Yes it sounds as though you are hitting the same problem. (As a matter of interest what hardware is your host.)
You should be able to solve the problem by using the workaround provided earlier...
On your hosts Advanced Settings set Mem.AllocGuestLargePage to 0 and either restart the VM or migrate the VM off then back onto the host.
Yes it will have an impact on performance. one of the reasons that there's a performance increase with virtualized MMU is large pages.
VMware Communities User Moderator | VCP | VCDX
If you find this information useful, please award points for "correct" or "helpful".

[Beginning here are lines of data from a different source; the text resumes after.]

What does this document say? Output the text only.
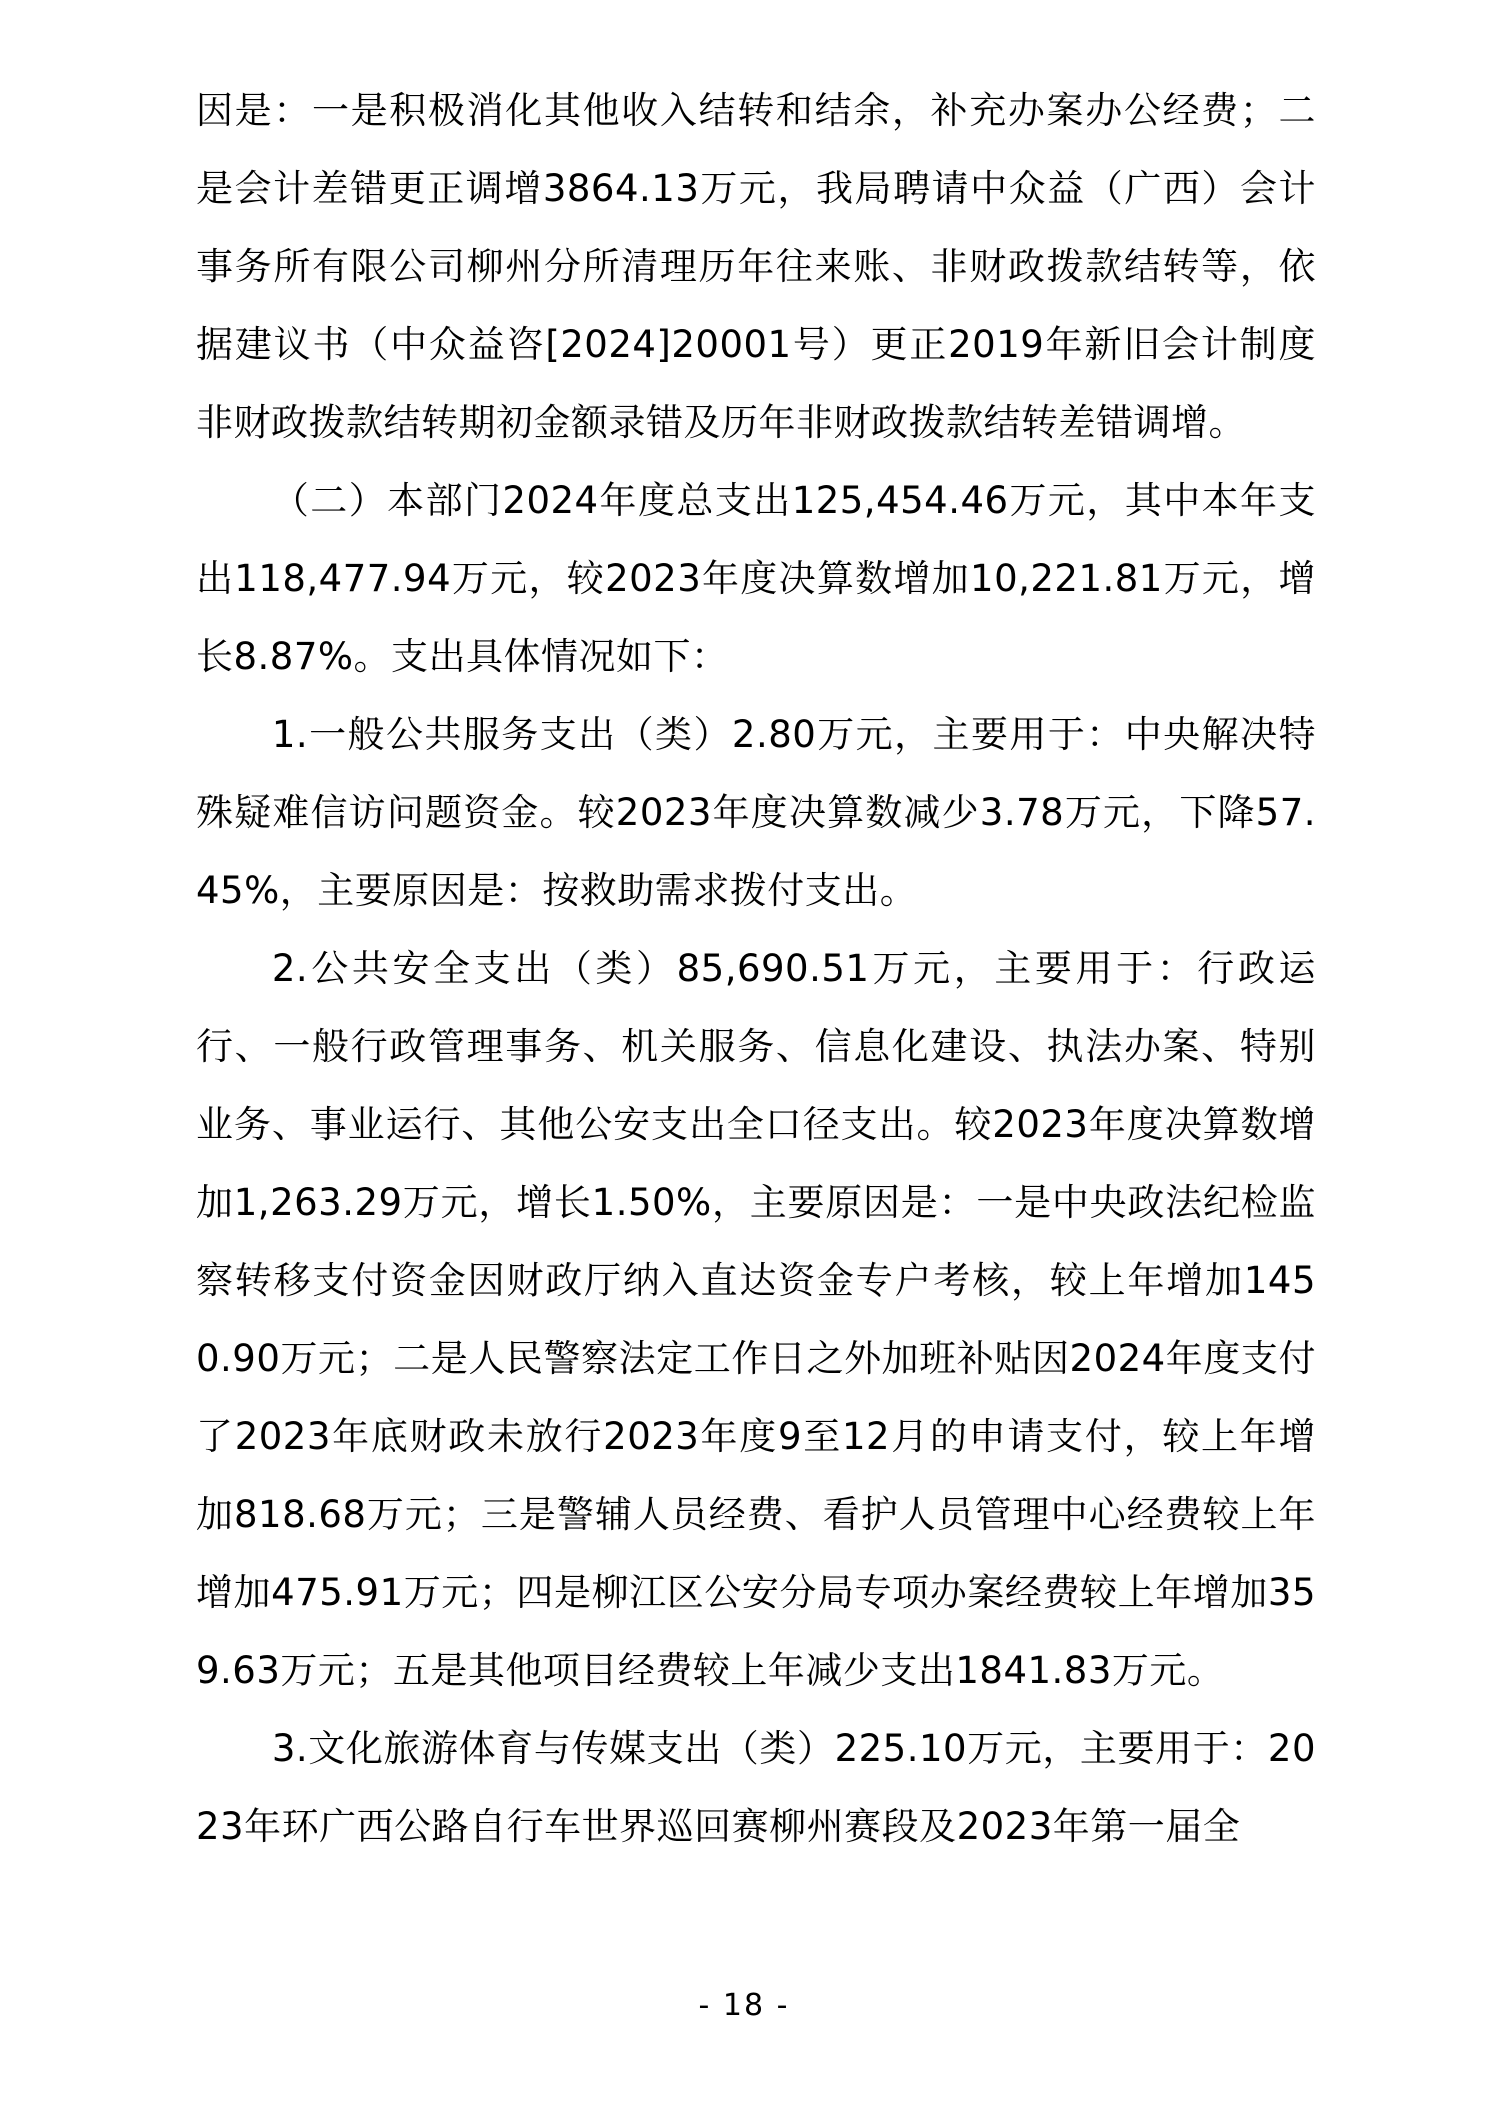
因是：一是积极消化其他收入结转和结余，补充办案办公经费；二是会计差错更正调增3864.13万元，我局聘请中众益（广西）会计事务所有限公司柳州分所清理历年往来账、非财政拨款结转等，依据建议书（中众益咨[2024]20001号）更正2019年新旧会计制度非财政拨款结转期初金额录错及历年非财政拨款结转差错调增。

（二）本部门2024年度总支出125,454.46万元，其中本年支出118,477.94万元，较2023年度决算数增加10,221.81万元，增长8.87%。支出具体情况如下：

1.一般公共服务支出（类）2.80万元，主要用于：中央解决特殊疑难信访问题资金。较2023年度决算数减少3.78万元，下降57.45%，主要原因是：按救助需求拨付支出。

2.公共安全支出（类）85,690.51万元，主要用于：行政运行、一般行政管理事务、机关服务、信息化建设、执法办案、特别业务、事业运行、其他公安支出全口径支出。较2023年度决算数增加1,263.29万元，增长1.50%，主要原因是：一是中央政法纪检监察转移支付资金因财政厅纳入直达资金专户考核，较上年增加1450.90万元；二是人民警察法定工作日之外加班补贴因2024年度支付了2023年底财政未放行2023年度9至12月的申请支付，较上年增加818.68万元；三是警辅人员经费、看护人员管理中心经费较上年增加475.91万元；四是柳江区公安分局专项办案经费较上年增加359.63万元；五是其他项目经费较上年减少支出1841.83万元。

3.文化旅游体育与传媒支出（类）225.10万元，主要用于：2023年环广西公路自行车世界巡回赛柳州赛段及2023年第一届全

- 18 -
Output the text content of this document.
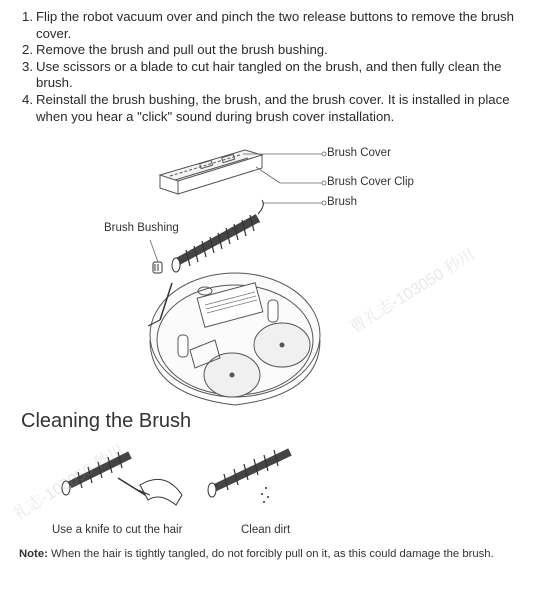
1. Flip the robot vacuum over and pinch the two release buttons to remove the brush cover.
2. Remove the brush and pull out the brush bushing.
3. Use scissors or a blade to cut hair tangled on the brush, and then fully clean the brush.
4. Reinstall the brush bushing, the brush, and the brush cover. It is installed in place when you hear a "click" sound during brush cover installation.
Brush Cover
Brush Cover Clip
Brush
Brush Bushing
曹礼志-103050 秒川
Cleaning the Brush
礼志-103050 秒川
Use a knife to cut the hair	Clean dirt
Note: When the hair is tightly tangled, do not forcibly pull on it, as this could damage the brush.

Disabling Large pages for guest does not disable hardware MMU. It can however have performance impact if the workload has lot of TLB misses (usually happens when the workload accesses large amount of memory pages and TLB cache is not sufficient to store all those memory references).The additional nesting of page table pages with hardware MMU makes TLB miss cost more expensive (this is by hardware design and it not induced by software). Using large pages reduces TLB miss counts and thats why ESX transparently tries to use large pages for VMs on EPT/NPT hardware. This is an optimization that ESX does to maximize performance when using hardware MMU. The only problem is that when large pages is used, TPS needs to find identical 2M chunks (as compared to 4K chunks when small pages is used) and the likelihood of finding this is less (unless guest writes all zeroes to 2M chunk) so ESX does not attempt collapses large pages and thats why memory savings due to TPS goes down when all the guest pages are mapped by large pages by the hypervisor. Internally we are investigating better ways to address this issue.
So this is not a bug, its a tradeoff between better memory savings versus slightly better performance. Also this issue is not new to ESX 4.0, this should happen with ESX 3.5 as well if you have NPT capable processor. You will see this issue only with ESX 4.0 see if you have Intel EPT capable processor as ESX 3.5 does not uses hardware on Intel EPT processors (it only supports NPT).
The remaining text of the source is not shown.